Use of detach - Githubissues

eriklindernoren / PyTorch-GAN

PyTorch implementations of Generative Adversarial Networks.

MIT License

16.22k stars 4.05k forks source link

Use of detach #151

Open Indraa145 opened 3 years ago

Indraa145 commented 3 years ago

Hello, I'm currently learning about PyTorch and GAN, I want to ask about this particular lines from the WGAN implementation here.

# Configure input
real_imgs = Variable(imgs.type(Tensor))

# ---------------------
#  Train Discriminator 
# ---------------------
optimizer_D.zero_grad()

# Sample noise as generator input
z = Variable(Tensor(np.random.normal(0, 1, (imgs.shape[0], opt.latent_dim))))

# Generate a batch of images
fake_imgs = generator(z).detach()
# Adversarial loss
loss_D = -torch.mean(discriminator(real_imgs)) + torch.mean(discriminator(fake_imgs))
loss_D.backward()
optimizer_D.step()

Why is the fake_imgs have .detach() function while the real_imgs doesn't? What would happen if I put .detach() on the real_imgs as well, will that mess with the discriminator update? Thank you.
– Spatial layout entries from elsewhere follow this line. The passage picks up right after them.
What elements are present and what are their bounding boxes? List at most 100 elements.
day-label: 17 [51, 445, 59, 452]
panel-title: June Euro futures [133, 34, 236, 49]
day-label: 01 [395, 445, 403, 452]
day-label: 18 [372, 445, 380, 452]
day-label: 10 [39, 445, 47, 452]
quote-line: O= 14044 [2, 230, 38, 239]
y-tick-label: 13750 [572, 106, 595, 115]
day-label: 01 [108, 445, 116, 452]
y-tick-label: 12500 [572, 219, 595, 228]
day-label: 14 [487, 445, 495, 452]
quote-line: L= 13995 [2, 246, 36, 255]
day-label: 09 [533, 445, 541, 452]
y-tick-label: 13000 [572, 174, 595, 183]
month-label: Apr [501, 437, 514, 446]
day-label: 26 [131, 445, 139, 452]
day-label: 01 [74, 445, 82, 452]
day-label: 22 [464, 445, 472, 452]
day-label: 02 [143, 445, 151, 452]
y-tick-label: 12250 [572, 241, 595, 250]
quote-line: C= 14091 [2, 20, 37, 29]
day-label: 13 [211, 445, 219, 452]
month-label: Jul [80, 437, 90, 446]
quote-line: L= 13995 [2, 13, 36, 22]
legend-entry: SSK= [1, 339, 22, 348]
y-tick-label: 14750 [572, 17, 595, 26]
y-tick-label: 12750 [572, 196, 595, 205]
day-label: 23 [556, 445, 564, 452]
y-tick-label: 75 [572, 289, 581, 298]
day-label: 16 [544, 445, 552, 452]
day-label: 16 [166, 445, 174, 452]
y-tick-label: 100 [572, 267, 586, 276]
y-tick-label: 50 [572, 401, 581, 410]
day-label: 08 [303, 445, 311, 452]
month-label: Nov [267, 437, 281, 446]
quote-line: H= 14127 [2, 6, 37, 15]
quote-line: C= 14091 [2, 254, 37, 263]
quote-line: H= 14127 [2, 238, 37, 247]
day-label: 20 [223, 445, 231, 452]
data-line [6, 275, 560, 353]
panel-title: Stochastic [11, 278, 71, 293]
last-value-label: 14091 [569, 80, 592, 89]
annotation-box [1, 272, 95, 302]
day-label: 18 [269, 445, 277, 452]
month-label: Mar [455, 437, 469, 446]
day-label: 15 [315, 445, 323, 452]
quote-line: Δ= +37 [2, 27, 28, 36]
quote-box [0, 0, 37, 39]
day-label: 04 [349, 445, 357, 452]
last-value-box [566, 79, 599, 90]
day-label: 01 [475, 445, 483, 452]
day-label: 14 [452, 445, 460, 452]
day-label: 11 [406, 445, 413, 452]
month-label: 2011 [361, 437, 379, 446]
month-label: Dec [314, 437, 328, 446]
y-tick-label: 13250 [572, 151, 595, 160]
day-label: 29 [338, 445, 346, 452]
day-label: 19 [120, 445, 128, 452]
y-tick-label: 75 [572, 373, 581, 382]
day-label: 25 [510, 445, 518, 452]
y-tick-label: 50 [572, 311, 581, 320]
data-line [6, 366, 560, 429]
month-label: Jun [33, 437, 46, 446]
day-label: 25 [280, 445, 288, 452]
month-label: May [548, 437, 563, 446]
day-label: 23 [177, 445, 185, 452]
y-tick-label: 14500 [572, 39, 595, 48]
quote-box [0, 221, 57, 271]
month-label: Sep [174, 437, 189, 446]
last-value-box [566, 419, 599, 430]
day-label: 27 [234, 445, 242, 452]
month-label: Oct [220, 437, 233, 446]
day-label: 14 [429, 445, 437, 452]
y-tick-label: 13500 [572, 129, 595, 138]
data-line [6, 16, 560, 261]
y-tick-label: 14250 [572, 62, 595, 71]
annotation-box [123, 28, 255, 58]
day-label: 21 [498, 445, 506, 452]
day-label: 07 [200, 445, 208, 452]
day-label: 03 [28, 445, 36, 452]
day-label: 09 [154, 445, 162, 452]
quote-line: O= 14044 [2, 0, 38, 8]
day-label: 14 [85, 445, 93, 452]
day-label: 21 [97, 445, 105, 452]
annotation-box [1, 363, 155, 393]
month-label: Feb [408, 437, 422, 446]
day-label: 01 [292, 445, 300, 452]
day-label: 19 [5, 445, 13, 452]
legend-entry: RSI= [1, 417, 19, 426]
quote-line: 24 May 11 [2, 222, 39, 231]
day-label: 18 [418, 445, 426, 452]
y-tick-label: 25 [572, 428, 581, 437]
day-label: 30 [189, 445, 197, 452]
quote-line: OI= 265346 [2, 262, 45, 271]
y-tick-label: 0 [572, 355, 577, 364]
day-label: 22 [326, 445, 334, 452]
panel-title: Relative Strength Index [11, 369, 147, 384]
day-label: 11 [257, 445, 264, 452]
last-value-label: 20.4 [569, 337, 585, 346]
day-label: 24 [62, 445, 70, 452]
chandragupta0001 commented 3 years ago

It is due to computational graph, when fake image is generated computational graph contain all "events" from latent variables to final fake image. we don't want to make a computation graph on top of it and then backpropagate to entire graph( G+D) but only D. so you detach or make a separate copy of fake image and do computation on it. real image is input also do not required grad and hence doesn't play a role in backpropagation ,etc

Indraa145 commented 3 years ago

It is due to computational graph, when fake image is generated computational graph contain all "events" from latent variables to final fake image. we don't want to make a computation graph on top of it and then backpropagate to entire graph( G+D) but only D. so you detach or make a separate copy of fake image and do computation on it. real image is input also do not required grad and hence doesn't play a role in backpropagation ,etc

Thank you for your response, I see. So, it doesn't matter whether I put detach on the real_imgs or not in this case, right? Whether I do this real_imgs = Variable(imgs.type(Tensor)) or real_imgs = Variable(imgs.type(Tensor)).detach() in this case it will give out the same result?

Also, it seems I forgot to specify where the code lines came from. It's from the WGAN implementation at the discriminator training part.